The new section follows mastery of the first three short vowels (/ah/ in ‘bat’, /ih/ in ‘bit’, /aw/ in ‘bot’ ), and provides a quickstart into ‘The Cat in the Hat’. It presents two spelling patterns that are exceptions to the ‘ah’ CVC words: the ‘-ay’ pattern of ‘play’ and ‘day’, and the ‘-all’ pattern of ‘ball’ and ‘fall’. These common patterns are used on the first and seconds pages in ‘The Cat in the Hat’, and frequently thereafter.
This section also presents a list of 20 of the most common words that should be memorized, such as ‘I’ and ‘you’. Some of them cannot be decoded (‘who’, ‘have’), others are troublesome (‘to’, ‘do’, ‘so’, ‘no’). The three homonyms ‘to’ / ‘too’ / ‘two’ are in that short list.

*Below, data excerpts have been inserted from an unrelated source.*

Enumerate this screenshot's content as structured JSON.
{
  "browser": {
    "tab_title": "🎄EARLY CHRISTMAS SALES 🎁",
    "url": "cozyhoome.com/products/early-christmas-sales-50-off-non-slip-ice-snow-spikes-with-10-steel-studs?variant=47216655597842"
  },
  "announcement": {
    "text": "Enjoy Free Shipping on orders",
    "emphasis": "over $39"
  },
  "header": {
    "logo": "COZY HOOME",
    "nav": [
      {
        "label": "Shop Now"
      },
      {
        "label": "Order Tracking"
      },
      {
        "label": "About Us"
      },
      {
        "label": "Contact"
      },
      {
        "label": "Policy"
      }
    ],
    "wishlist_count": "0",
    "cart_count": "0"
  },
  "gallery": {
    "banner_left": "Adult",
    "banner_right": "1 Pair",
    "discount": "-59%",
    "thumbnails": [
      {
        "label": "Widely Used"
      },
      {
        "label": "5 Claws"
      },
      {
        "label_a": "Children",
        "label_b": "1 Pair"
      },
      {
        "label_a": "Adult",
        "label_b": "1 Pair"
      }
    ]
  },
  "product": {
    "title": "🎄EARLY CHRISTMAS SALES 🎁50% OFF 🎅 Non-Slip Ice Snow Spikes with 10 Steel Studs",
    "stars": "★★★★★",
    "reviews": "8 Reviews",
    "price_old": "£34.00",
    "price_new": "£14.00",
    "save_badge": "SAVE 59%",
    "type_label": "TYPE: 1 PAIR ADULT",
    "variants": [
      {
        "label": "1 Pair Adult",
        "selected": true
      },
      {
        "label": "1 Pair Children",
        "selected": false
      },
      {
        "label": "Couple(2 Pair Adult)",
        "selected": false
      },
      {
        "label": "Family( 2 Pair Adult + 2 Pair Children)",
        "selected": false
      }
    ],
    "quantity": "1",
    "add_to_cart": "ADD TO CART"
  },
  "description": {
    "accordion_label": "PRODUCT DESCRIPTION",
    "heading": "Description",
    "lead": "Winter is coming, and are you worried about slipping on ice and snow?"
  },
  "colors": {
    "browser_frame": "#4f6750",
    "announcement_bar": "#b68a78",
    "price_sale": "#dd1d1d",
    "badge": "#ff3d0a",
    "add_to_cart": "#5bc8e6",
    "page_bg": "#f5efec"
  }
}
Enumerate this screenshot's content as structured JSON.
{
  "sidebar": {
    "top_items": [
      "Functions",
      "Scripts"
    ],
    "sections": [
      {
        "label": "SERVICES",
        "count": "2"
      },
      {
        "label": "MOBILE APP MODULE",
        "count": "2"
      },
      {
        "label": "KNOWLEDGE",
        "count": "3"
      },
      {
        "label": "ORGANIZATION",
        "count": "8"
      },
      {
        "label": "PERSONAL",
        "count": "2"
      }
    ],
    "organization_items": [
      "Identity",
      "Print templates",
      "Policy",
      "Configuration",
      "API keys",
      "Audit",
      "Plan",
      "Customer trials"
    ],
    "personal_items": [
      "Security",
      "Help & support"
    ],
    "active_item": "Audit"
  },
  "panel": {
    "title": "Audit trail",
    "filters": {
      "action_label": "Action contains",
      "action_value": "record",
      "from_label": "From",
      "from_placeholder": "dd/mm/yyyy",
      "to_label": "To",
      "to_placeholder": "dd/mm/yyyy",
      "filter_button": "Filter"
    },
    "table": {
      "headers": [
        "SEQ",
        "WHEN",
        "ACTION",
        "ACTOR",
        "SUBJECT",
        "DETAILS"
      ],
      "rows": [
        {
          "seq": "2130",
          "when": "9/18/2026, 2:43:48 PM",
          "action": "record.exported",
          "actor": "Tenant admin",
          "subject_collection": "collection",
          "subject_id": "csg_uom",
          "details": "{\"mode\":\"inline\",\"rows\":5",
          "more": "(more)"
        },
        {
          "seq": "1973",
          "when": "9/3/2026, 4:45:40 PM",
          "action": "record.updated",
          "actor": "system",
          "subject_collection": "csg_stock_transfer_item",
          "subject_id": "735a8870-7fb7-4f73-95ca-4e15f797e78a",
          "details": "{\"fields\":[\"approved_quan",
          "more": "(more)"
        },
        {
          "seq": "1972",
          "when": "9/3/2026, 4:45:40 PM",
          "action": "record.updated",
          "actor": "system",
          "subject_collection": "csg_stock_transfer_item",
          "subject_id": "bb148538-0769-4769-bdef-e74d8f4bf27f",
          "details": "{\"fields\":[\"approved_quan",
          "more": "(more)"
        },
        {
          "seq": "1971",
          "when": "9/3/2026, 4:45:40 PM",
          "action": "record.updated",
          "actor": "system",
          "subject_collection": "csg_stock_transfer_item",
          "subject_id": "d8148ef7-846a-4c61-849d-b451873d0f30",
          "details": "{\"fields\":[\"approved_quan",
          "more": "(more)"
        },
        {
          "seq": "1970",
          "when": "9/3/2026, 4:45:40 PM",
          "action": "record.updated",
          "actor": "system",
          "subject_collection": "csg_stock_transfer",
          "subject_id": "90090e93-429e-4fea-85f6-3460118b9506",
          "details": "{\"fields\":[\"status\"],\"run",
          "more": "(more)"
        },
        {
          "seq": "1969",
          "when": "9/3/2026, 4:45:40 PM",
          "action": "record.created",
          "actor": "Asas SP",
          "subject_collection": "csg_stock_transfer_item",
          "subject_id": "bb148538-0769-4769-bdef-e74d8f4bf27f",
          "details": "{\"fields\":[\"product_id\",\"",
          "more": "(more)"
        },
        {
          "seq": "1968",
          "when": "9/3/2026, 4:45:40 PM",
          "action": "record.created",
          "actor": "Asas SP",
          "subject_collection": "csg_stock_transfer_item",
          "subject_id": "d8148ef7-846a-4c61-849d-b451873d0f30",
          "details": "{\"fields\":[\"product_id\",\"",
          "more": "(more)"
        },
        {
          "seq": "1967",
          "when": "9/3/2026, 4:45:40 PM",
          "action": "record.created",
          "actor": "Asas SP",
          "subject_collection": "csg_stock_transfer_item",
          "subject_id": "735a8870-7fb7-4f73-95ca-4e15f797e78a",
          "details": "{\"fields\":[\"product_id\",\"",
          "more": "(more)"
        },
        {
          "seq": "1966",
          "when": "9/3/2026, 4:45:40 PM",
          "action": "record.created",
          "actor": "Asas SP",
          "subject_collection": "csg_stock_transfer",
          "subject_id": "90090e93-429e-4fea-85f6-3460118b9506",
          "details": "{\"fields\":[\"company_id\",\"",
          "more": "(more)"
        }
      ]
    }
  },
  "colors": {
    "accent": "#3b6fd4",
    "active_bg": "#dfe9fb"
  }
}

There will still be many words in ‘The Cat in the Hat’ that your child will not be able to read (‘shine’, ‘cold’, ‘house’) and some that are still ahead in BLENDING so they won’t know the vowel yet (‘sun’, ‘wet’). It doesn’t matter. Feed them those words.
I know that many reading specialists recommend decodable books. I don’t dislike them, but I don’t use them myself. BLENDING already gives students the phonological skills they need. I want students to LOVE reading, and the quality of the text is more important to me.
There is joy in discovering that you can read. Really read. Help your child master the first three vowels. Then crack open this lovely book and start that voyage.